To the skeptical in the audience, this type of storyline may have seemed a bit pandering, while others might not have given the story a second thought. But there is real truth to this narrative; IT should be the hero. IT is not just a necessary cog in the machine anymore; it is the engine of modern business. If an organization wants to redefine an industry, address some previously unmet demand, or in other words change the world, data is going to be the key part of that process. And who is going to figure out how to leverage data to drive that transformation? Where will the spark come from? The accounting department? No. It will come from IT.
But here’s the real question: What was your reaction to that narrative? Do you see yourself as a hero? Some will see this story as inspirational. Others will be more cynical. And that is the key.
Transformational, business-altering inspiration is a gift available to those with extra mental and physical cycles to seize it, while cynicism is the refuge of the tired and overworked.
Delivering modern IT with traditional tools is too hard, too complex. You can’t change the world if you spend all your time just maintaining basic services. This is the idea that brings us back to the story at VMworld.
There were several big announcements this week, with the bulk focused on enhancing VMware’s Kubernetes capabilities with Tanzu. This not one product, but a new portfolio of products and services designed to help enterprises better build, run, and manage software on Kubernetes, including:
· VMware Tanzu Mission Control - offering a single point of control to manage all Kubernetes clusters regardless of where they run, on or off premises.

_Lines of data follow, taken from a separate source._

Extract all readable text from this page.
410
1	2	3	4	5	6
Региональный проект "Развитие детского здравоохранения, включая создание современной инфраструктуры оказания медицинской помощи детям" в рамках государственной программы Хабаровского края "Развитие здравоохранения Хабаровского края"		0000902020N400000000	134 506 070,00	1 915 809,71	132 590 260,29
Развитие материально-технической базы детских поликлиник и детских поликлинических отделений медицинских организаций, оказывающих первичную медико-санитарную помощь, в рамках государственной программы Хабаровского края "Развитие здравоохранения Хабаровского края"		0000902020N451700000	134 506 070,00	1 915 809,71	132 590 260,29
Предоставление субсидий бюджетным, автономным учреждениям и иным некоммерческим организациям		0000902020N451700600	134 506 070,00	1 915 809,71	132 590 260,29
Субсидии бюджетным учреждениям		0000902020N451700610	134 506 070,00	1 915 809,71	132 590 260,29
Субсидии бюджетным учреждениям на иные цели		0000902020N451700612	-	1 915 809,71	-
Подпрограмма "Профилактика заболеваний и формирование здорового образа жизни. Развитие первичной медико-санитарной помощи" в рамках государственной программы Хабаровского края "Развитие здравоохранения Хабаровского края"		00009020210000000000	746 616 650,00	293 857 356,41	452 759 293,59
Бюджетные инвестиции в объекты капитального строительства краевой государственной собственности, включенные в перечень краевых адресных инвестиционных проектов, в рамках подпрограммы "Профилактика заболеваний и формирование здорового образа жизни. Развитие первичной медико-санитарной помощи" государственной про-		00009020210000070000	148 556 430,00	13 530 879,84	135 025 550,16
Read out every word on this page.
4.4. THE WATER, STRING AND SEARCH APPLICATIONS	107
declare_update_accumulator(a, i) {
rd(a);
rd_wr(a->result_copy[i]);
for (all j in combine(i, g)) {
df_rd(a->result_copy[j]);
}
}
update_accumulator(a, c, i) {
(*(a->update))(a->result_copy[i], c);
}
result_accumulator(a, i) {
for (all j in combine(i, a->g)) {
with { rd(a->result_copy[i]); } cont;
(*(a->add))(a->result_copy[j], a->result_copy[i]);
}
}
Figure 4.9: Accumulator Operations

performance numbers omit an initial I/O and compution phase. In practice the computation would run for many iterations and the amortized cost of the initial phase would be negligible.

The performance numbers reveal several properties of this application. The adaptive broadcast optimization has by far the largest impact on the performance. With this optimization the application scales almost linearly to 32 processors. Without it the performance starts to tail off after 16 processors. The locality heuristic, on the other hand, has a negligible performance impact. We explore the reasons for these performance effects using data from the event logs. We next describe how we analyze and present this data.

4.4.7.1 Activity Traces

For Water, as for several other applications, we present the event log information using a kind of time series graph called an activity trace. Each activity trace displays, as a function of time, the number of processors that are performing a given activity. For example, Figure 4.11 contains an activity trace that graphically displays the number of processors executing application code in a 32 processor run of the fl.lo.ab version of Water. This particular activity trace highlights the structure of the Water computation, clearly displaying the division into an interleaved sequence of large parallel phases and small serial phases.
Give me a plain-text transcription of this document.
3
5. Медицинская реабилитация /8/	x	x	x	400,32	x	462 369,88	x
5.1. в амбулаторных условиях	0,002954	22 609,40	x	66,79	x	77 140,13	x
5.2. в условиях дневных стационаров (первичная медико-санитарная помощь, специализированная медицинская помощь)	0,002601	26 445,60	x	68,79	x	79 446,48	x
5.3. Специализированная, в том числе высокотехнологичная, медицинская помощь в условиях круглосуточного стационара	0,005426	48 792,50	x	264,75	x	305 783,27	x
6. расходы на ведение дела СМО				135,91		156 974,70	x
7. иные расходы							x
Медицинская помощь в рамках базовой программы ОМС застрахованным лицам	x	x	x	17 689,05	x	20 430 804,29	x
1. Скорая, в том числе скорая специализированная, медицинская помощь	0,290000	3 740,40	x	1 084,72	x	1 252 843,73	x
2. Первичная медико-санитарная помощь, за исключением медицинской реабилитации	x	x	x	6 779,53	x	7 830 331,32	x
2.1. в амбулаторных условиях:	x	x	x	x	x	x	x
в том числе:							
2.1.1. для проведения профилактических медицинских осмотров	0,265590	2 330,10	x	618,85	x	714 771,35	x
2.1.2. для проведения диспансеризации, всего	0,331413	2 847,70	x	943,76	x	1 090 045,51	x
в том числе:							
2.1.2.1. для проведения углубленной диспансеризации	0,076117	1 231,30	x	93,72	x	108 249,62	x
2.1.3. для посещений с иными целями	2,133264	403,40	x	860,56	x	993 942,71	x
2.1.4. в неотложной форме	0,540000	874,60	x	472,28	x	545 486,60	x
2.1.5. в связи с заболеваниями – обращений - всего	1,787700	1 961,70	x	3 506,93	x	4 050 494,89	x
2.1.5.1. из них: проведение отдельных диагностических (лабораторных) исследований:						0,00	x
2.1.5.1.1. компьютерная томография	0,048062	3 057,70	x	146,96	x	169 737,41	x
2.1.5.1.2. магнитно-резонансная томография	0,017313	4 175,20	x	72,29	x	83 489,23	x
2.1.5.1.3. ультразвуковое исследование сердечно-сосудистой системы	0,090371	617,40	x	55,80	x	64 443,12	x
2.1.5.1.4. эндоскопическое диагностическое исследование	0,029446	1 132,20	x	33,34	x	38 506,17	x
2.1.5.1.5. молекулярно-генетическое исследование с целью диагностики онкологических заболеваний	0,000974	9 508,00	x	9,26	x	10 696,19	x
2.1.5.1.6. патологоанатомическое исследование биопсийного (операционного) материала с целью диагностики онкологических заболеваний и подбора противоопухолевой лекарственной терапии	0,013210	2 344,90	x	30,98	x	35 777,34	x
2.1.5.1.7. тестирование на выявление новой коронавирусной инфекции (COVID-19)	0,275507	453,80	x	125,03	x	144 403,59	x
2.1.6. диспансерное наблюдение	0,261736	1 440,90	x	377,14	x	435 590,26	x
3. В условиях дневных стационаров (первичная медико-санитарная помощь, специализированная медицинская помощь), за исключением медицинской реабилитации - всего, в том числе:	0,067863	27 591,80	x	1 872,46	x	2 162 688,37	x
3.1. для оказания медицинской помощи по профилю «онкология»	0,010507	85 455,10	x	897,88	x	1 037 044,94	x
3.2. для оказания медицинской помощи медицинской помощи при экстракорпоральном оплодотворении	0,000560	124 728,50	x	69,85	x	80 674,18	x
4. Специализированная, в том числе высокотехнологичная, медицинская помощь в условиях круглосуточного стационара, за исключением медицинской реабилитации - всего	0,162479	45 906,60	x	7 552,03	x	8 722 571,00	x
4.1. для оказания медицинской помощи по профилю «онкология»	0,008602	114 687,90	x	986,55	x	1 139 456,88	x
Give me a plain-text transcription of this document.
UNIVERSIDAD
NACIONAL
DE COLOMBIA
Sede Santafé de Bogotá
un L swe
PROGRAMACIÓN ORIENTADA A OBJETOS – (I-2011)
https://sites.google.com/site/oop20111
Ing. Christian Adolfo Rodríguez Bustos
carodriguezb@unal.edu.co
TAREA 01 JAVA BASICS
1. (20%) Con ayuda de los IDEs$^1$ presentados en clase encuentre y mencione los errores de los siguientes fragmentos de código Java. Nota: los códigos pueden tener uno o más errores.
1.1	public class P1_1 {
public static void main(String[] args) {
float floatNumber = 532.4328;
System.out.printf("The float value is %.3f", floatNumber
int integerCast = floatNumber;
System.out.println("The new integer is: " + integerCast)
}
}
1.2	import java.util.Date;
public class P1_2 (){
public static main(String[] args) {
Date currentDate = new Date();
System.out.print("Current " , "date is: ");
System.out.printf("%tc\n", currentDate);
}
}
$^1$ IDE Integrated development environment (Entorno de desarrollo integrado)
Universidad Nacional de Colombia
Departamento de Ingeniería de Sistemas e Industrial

· Project Pacific - according to the announcement, it's in the technology preview phase, but this technology will transform VMware vSphere into a Kubernetes-native platform.
All signs point to Kubernetes being the platform of choice for modern application development. One VMware customer told me this week that all new app development in his organization will be container-based moving forward. Learning a new set of tools, controls, and security considerations, however, takes time and effort, and adds complexity. The benefits can be transformational, but the effort is taxing.
By consolidating the management of Kubernetes clusters, and transforming vSphere to be container-native, VMware is simplifying the management of traditional and modern apps into a single platform, one with which the bulk of IT already has familiarity and that can support both on- and off-premises infrastructure. This is the promise of VMware’s any app anywhere strategy.
To become the change agent your business needs you to be, you can’t waste time managing disparate silos and disparate platforms. Learning new technology has a cost, and that cost is time; lost time is lost opportunity. Businesses need IT to step up, but to do that the technology has to make life dramatically simpler. This is what VMware and its strides with Kubernetes are all about.